The goal is make the regular git command benign in your home directory and use a special command to interact with your dotfiles instead. In order to do that, you must move the bare git repository from $HOME/.git somewhere else, e.g. $HOME/.config/conf.git:

/home/tkrizek       <-- worktree for ~/.config/conf.git
├── .bashrc
├── .config
│   └── conf.git    <-- bare git repository with dotfiles
└── .vim

If you already have the lousy dotfiles setup, you can simply move the directory. If you’re starting out from scratch, you can clone your dotfiles repository with --bare option. (If you have any issues, you may need to use a temporary directory like this instead.)

# existing installations
$ mv $HOME/.git $HOME/.config/conf.git

# setup on new machines
$ git clone --bare https://example.com/user/dotfiles "$HOME/.config/conf.git"
$ git --git-dir "$HOME/.config/conf.git" --work-tree "$HOME" checkout master

You double-check that you’re not able to sucessfully use the simple git command from $HOME. Afterwards, you may want to create an alias you can use for interacting with the dotfiles repository (unless you enjoy typing really long and tedious commands). I’ve put this in my ~/.bashrc:

# ~/.bashrc
alias confgit="git --git-dir $HOME/.config/conf.git --work-tree $HOME"

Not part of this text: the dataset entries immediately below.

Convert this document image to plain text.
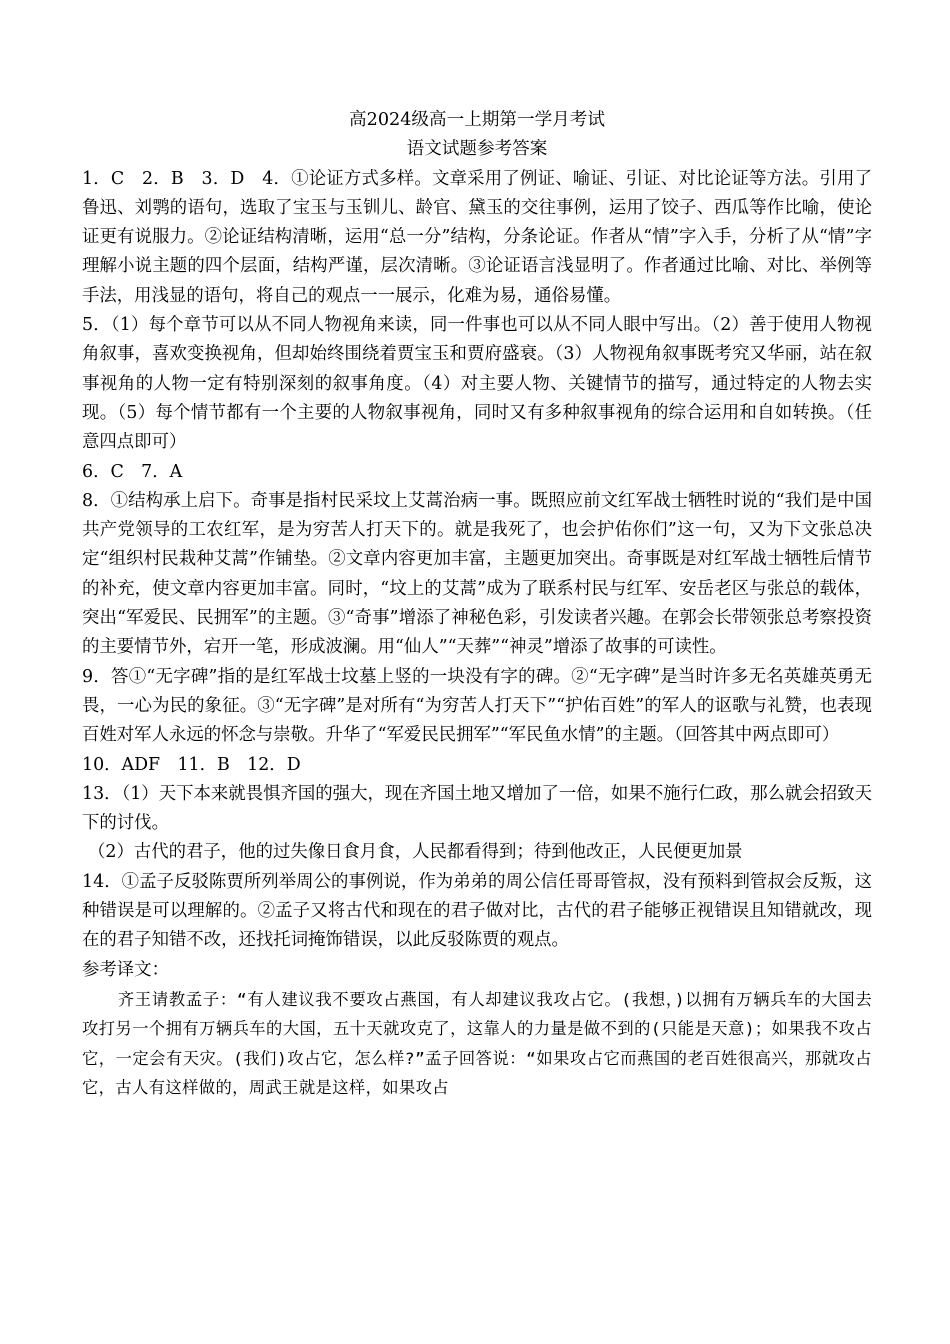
高2024级高一上期第一学月考试

语文试题参考答案

1．C　2．B　3．D　4．①论证方式多样。文章采用了例证、喻证、引证、对比论证等方法。引用了鲁迅、刘鹗的语句，选取了宝玉与玉钏儿、龄官、黛玉的交往事例，运用了饺子、西瓜等作比喻，使论证更有说服力。②论证结构清晰，运用“总一分”结构，分条论证。作者从“情”字入手，分析了从“情”字理解小说主题的四个层面，结构严谨，层次清晰。③论证语言浅显明了。作者通过比喻、对比、举例等手法，用浅显的语句，将自己的观点一一展示，化难为易，通俗易懂。

5．（1）每个章节可以从不同人物视角来读，同一件事也可以从不同人眼中写出。（2）善于使用人物视角叙事，喜欢变换视角，但却始终围绕着贾宝玉和贾府盛衰。（3）人物视角叙事既考究又华丽，站在叙事视角的人物一定有特别深刻的叙事角度。（4）对主要人物、关键情节的描写，通过特定的人物去实现。（5）每个情节都有一个主要的人物叙事视角，同时又有多种叙事视角的综合运用和自如转换。（任意四点即可）

6．C　7．A

8．①结构承上启下。奇事是指村民采坟上艾蒿治病一事。既照应前文红军战士牺牲时说的“我们是中国共产党领导的工农红军，是为穷苦人打天下的。就是我死了，也会护佑你们”这一句，又为下文张总决定“组织村民栽种艾蒿”作铺垫。②文章内容更加丰富，主题更加突出。奇事既是对红军战士牺牲后情节的补充，使文章内容更加丰富。同时，“坟上的艾蒿”成为了联系村民与红军、安岳老区与张总的载体，突出“军爱民、民拥军”的主题。③“奇事”增添了神秘色彩，引发读者兴趣。在郭会长带领张总考察投资的主要情节外，宕开一笔，形成波澜。用“仙人”“天葬”“神灵”增添了故事的可读性。

9．答①“无字碑”指的是红军战士坟墓上竖的一块没有字的碑。②“无字碑”是当时许多无名英雄英勇无畏，一心为民的象征。③“无字碑”是对所有“为穷苦人打天下”“护佑百姓”的军人的讴歌与礼赞，也表现百姓对军人永远的怀念与崇敬。升华了“军爱民民拥军”“军民鱼水情”的主题。（回答其中两点即可）

10．ADF　11．B　12．D

13．（1）天下本来就畏惧齐国的强大，现在齐国土地又增加了一倍，如果不施行仁政，那么就会招致天下的讨伐。

（2）古代的君子，他的过失像日食月食，人民都看得到；待到他改正，人民便更加景

14．①孟子反驳陈贾所列举周公的事例说，作为弟弟的周公信任哥哥管叔，没有预料到管叔会反叛，这种错误是可以理解的。②孟子又将古代和现在的君子做对比，古代的君子能够正视错误且知错就改，现在的君子知错不改，还找托词掩饰错误，以此反驳陈贾的观点。

参考译文：

齐王请教孟子：“有人建议我不要攻占燕国，有人却建议我攻占它。(我想，)以拥有万辆兵车的大国去攻打另一个拥有万辆兵车的大国，五十天就攻克了，这靠人的力量是做不到的(只能是天意)；如果我不攻占它，一定会有天灾。(我们)攻占它，怎么样?”孟子回答说：“如果攻占它而燕国的老百姓很高兴，那就攻占它，古人有这样做的，周武王就是这样，如果攻占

Then you can work with your dotfiles as usual and simply use a dedicated confgit command:

$ confgit status

That’s it! Now you can spend your time on something better than recovering files from backup (you have backups, right?) when you inevitably make a mistake.

What about submodules?

I use submodules to pull in different repositories, that contain e.g. vim plugins. The good news is that git supports that. I’ve had to remove the existing modules from the worktree, re-initialize them and then they worked as expected.

$ rm path/to/module
$ confgit submodule update --init

The bad news is that in order to use worktrees along with submodules, you need sufficiently modern git. The feature was introduced sometime in 2020. git 2.29.2 works fine. I use Arch btw.